Having just read the paper (again), let me try to explain it.
Suppose it takes samples at 100Hz, except not when the process is blocked for IO or some other reason. Each sample records the PC, which is in some function. The count of samples in that function is incremented.
So, at the end of a run, if there were (say) 1000 samples, that means the total execution time (CPU-only) was 10 seconds. If routine B recorded, say, 500 of those samples, that means its total execution time is 1/2 of the total, or 5 seconds. This is its self time because the PC is in it. This does not tell how long it takes to execute, on average. To tell that, you need to know how many times it was called. Also it does not include time spent in callees.
When the code is compiled with the -pg flag, a special call is inserted in each routine’s entry code. That notices that routine B is entered, and it notices that it is called from a call site in routine A. There is a table, indexed by that call site, where that call can be counted. So at the end, gprof can tell how many times B was called in total, and how many of those were from A.

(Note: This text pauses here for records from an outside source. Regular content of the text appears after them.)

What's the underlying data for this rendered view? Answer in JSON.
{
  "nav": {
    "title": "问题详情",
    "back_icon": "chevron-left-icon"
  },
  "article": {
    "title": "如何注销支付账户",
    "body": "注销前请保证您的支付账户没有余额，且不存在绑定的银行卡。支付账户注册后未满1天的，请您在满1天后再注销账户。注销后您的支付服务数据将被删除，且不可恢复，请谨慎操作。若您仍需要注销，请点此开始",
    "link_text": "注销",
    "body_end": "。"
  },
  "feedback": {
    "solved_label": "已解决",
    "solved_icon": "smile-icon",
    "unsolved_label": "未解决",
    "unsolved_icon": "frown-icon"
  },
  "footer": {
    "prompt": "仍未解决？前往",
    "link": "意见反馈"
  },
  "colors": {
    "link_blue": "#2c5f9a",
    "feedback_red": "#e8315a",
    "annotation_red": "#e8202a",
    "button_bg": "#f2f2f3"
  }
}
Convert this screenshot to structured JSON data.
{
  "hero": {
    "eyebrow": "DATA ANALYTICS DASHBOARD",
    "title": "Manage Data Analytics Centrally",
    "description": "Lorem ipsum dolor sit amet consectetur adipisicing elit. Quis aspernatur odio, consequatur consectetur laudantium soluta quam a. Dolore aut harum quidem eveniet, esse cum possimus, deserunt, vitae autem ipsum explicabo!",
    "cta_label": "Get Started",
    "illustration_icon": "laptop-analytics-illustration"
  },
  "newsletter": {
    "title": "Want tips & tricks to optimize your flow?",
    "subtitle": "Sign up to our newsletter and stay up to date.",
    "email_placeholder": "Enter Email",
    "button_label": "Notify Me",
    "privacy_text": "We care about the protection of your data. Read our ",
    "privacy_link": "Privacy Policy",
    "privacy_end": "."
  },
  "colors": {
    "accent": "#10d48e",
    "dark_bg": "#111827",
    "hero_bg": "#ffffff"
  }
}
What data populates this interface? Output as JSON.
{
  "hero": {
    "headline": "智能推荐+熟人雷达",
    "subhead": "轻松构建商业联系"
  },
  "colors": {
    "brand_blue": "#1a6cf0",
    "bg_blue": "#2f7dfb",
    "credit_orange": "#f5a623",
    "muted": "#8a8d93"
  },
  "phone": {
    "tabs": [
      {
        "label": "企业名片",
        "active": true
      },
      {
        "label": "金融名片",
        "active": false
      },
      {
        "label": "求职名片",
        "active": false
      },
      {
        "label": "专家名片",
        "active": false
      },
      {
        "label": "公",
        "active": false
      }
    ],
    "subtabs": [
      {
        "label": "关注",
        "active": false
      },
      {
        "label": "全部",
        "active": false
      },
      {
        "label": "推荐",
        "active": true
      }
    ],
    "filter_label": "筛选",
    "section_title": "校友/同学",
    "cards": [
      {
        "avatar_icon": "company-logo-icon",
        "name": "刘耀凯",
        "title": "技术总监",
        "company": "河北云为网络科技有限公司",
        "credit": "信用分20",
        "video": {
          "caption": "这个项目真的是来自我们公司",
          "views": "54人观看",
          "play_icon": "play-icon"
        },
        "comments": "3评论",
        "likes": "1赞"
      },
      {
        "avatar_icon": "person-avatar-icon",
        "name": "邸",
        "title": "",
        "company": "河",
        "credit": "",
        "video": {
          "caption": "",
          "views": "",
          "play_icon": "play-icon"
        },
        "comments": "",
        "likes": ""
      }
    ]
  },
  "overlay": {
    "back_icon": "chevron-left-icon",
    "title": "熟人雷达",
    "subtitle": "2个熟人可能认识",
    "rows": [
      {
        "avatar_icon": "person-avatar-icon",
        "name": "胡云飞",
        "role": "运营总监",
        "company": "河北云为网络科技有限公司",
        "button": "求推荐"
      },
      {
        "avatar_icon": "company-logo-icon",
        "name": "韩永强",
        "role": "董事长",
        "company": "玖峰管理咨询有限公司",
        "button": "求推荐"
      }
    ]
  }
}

To get the average self time of B, its total self time is divided by the number of times it is called.
In order to get the total cumulative time (self plus callees) of routine A, gprof needs the self time of A, plus the total number of times it calls each subordinate routine B, times the average cumulative time of B. That number is then divided by the total number of calls to A to get the average cumulative time of A.
Sounds good, until recursion enters the picture, where it gets even more confusing.
It’s all very clever, and as the authors point out, full of caveats.